Check out the steelhead rods 8 1/2 to 9 1/2 light medium fast lot of fun


----------



## Rougesun (Oct 26, 2020)

I agree with Harrymanz. Those rods will work. A 9-foot rod will do wonders for you. I recommend you check out the Lamiglass John Skinner or Nightshift rods if you have the cash. If you don’t, a Tica Dolphin will work well for you, too. I like my Ticas. Love my Lamis.


----------



## Adam (Feb 19, 2001)

BlackHole Suzuki 9'6" or 10' 1/2-2oz.


----------



## Eltonjohn (Aug 1, 2018)

If you're not trying to break the bank a daiwa emcast 9' is pretty sweet. I bet the penn squadrons will get the job done too. I have the emcast and it launches a 2oz


----------



## basswipe (Mar 2, 2006)

So many options out there.

If I truly had to pick a rod based on budget (or lack of!) my first pick would be a StarRods Stellar Surf 9',second would be a Tsunami Airwave 9'.

If you have a higher budget then the possibilities are endless.If Lamiglas still made the Arra series rods,an XRA1084 would be sweet,I love mine for throwing plugs.

The best overall rod I can think of for both money spent and quality received would be a StarRods Paraflex series rod.They have two 9' rods in that line.


----------



## finfish (Jun 1, 2005)

For lighter lures steelhead rods are hard to beat. There are several that are reasonably priced.


----------



## Lukeksnyder1 (Nov 12, 2019)

I have to say I agree with the tsunami airwaves.
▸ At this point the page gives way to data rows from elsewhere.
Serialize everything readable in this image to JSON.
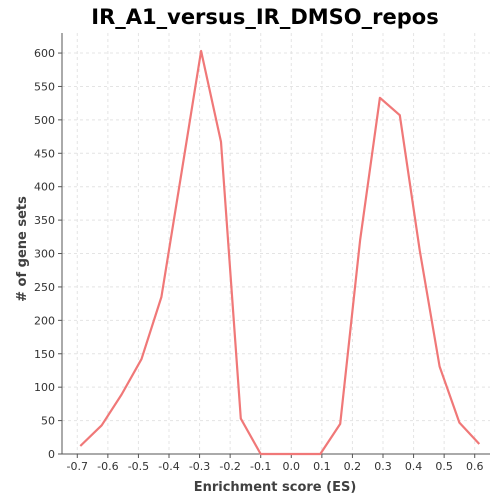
{
  "chart_data": {
    "type": "line",
    "title": "IR_A1_versus_IR_DMSO_repos",
    "xlabel": "Enrichment score (ES)",
    "ylabel": "# of gene sets",
    "xlim": [
      -0.75,
      0.65
    ],
    "ylim": [
      0,
      630
    ],
    "grid": true,
    "x_ticks": [
      "-0.7",
      "-0.6",
      "-0.5",
      "-0.4",
      "-0.3",
      "-0.2",
      "-0.1",
      "0.0",
      "0.1",
      "0.2",
      "0.3",
      "0.4",
      "0.5",
      "0.6"
    ],
    "y_ticks": [
      "0",
      "50",
      "100",
      "150",
      "200",
      "250",
      "300",
      "350",
      "400",
      "450",
      "500",
      "550",
      "600"
    ],
    "line_color": "#f07878",
    "series": [
      {
        "x": [
          -0.69,
          -0.62,
          -0.555,
          -0.49,
          -0.425,
          -0.36,
          -0.295,
          -0.23,
          -0.165,
          -0.1,
          -0.035,
          0.03,
          0.095,
          0.16,
          0.225,
          0.29,
          0.355,
          0.42,
          0.485,
          0.55,
          0.615
        ],
        "y": [
          12,
          43,
          89,
          142,
          235,
          418,
          603,
          467,
          53,
          0,
          0,
          0,
          0,
          45,
          320,
          533,
          507,
          305,
          131,
          47,
          15
        ]
      }
    ]
  }
}
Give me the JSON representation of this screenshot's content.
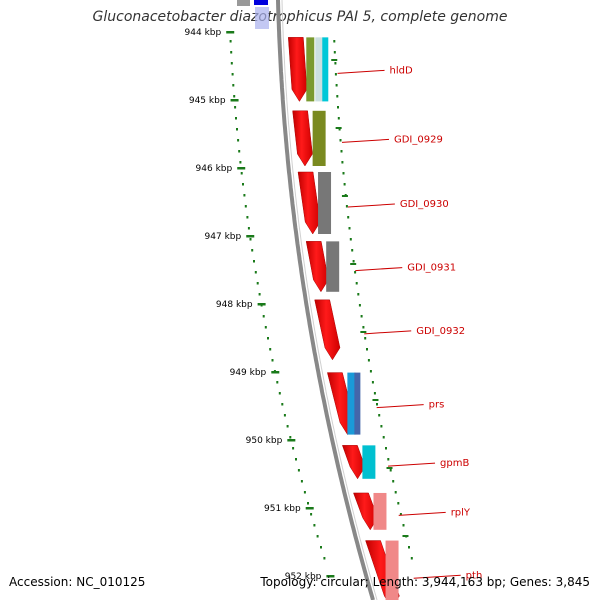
{
  "title": "Gluconacetobacter diazotrophicus PAI 5, complete genome",
  "footer": {
    "accession": "Accession: NC_010125",
    "topology": "Topology: circular; Length: 3,944,163 bp; Genes: 3,845"
  },
  "ticks": [
    {
      "label": "944 kbp",
      "kbp": 944
    },
    {
      "label": "945 kbp",
      "kbp": 945
    },
    {
      "label": "946 kbp",
      "kbp": 946
    },
    {
      "label": "947 kbp",
      "kbp": 947
    },
    {
      "label": "948 kbp",
      "kbp": 948
    },
    {
      "label": "949 kbp",
      "kbp": 949
    },
    {
      "label": "950 kbp",
      "kbp": 950
    },
    {
      "label": "951 kbp",
      "kbp": 951
    },
    {
      "label": "952 kbp",
      "kbp": 952
    }
  ],
  "genes": [
    {
      "name": "hldD",
      "start_kbp": 944.02,
      "end_kbp": 945.05,
      "cog_color": "#cce0e0",
      "second_color": "#00c8d8",
      "accent_color": "#7a9a30"
    },
    {
      "name": "GDI_0929",
      "start_kbp": 945.1,
      "end_kbp": 946.0,
      "cog_color": "#7a8a20",
      "second_color": "",
      "accent_color": ""
    },
    {
      "name": "GDI_0930",
      "start_kbp": 946.0,
      "end_kbp": 947.0,
      "cog_color": "#777777",
      "second_color": "",
      "accent_color": ""
    },
    {
      "name": "GDI_0931",
      "start_kbp": 947.02,
      "end_kbp": 947.85,
      "cog_color": "#777777",
      "second_color": "",
      "accent_color": ""
    },
    {
      "name": "GDI_0932",
      "start_kbp": 947.88,
      "end_kbp": 948.85,
      "cog_color": "",
      "second_color": "",
      "accent_color": ""
    },
    {
      "name": "prs",
      "start_kbp": 948.95,
      "end_kbp": 949.95,
      "cog_color": "#1a9ad8",
      "second_color": "#4466aa",
      "accent_color": ""
    },
    {
      "name": "gpmB",
      "start_kbp": 950.02,
      "end_kbp": 950.6,
      "cog_color": "#00c0d0",
      "second_color": "",
      "accent_color": ""
    },
    {
      "name": "rplY",
      "start_kbp": 950.72,
      "end_kbp": 951.35,
      "cog_color": "#f08888",
      "second_color": "",
      "accent_color": ""
    },
    {
      "name": "pth",
      "start_kbp": 951.42,
      "end_kbp": 952.5,
      "cog_color": "#f08888",
      "second_color": "",
      "accent_color": ""
    }
  ],
  "colors": {
    "cds": "#ee0000",
    "backbone": "#888888",
    "ticks": "#1a7a1a",
    "gc_dots": "#1a7a1a",
    "label": "#cc0000",
    "top_partial_blue": "#0000dd",
    "top_partial_light": "#aab0ee"
  }
}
I love love love the st croix mojo medium moderate action 10’ 6” rod. Casts a mile and I think they make the moderate medium in 9’. Whatever you choose I love medium rods (and with those steelhead rods medium or medium slow rods are so fun with small fighters like Spanish)


----------



## Jdiesel (Mar 12, 2020)

All the above are correct. It all depends on “you”. A short pitch for blitzing blues with silver or a good toss with a shrimp and popping cork.

I have a 9’ Lami ( Surf&Jetty) paired with a slammer 3 4500 that I love.


----------



## BeachBob (Aug 27, 2010)

*First and foremost is casting technique.* That alone can make a huge difference that will immediately add yardage to all casts. A longer rod can definitely help as it will allow more line drop off the tip, for a larger arc mid cast on those necessary off-the-ground and pendulum casts.
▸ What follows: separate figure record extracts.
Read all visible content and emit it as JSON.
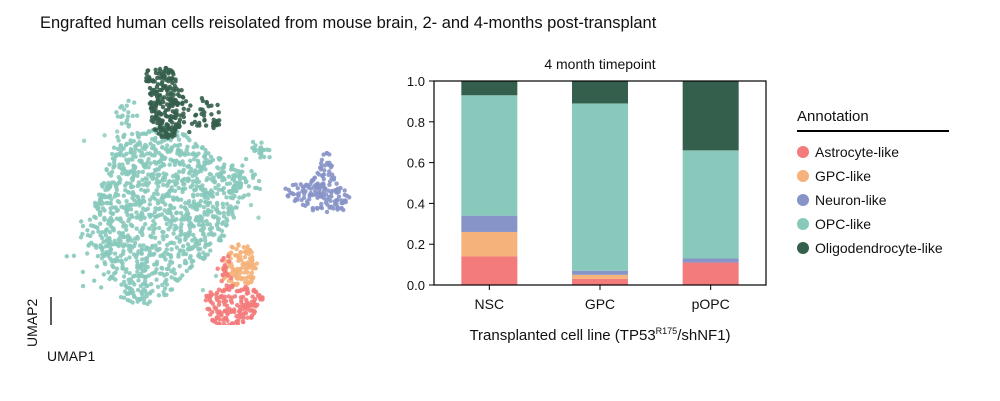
{
  "figure": {
    "title": "Engrafted human cells reisolated from mouse brain, 2- and 4-months post-transplant",
    "umap": {
      "x_axis_label": "UMAP1",
      "y_axis_label": "UMAP2"
    }
  },
  "legend": {
    "title": "Annotation",
    "items": [
      {
        "label": "Astrocyte-like",
        "color": "#f47b7b"
      },
      {
        "label": "GPC-like",
        "color": "#f5b27a"
      },
      {
        "label": "Neuron-like",
        "color": "#8794c8"
      },
      {
        "label": "OPC-like",
        "color": "#88c9bc"
      },
      {
        "label": "Oligodendrocyte-like",
        "color": "#355f4d"
      }
    ]
  },
  "chart_data": {
    "type": "bar",
    "stacked": true,
    "title": "4 month  timepoint",
    "xlabel_main": "Transplanted  cell line (TP53",
    "xlabel_sup": "R175",
    "xlabel_end": "/shNF1)",
    "ylabel": "",
    "ylim": [
      0,
      1.0
    ],
    "yticks": [
      "0.0",
      "0.2",
      "0.4",
      "0.6",
      "0.8",
      "1.0"
    ],
    "categories": [
      "NSC",
      "GPC",
      "pOPC"
    ],
    "series": [
      {
        "name": "Astrocyte-like",
        "color": "#f47b7b",
        "values": [
          0.14,
          0.03,
          0.11
        ]
      },
      {
        "name": "GPC-like",
        "color": "#f5b27a",
        "values": [
          0.12,
          0.02,
          0.0
        ]
      },
      {
        "name": "Neuron-like",
        "color": "#8794c8",
        "values": [
          0.08,
          0.02,
          0.02
        ]
      },
      {
        "name": "OPC-like",
        "color": "#88c9bc",
        "values": [
          0.59,
          0.82,
          0.53
        ]
      },
      {
        "name": "Oligodendrocyte-like",
        "color": "#355f4d",
        "values": [
          0.07,
          0.11,
          0.34
        ]
      }
    ],
    "grid": false,
    "legend_position": "right"
  }
}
After technique comes the rod and the payload it prefers for distance, then the line diameter and a reel that's designed for distance casting. This will mean having a rod that's designed to best launch the lure weights you need to cast. Large but light lures (plugs) will be at a distance disadvantage, where smaller, heavier, more aerodynamic metals (spoons) will be best.


----------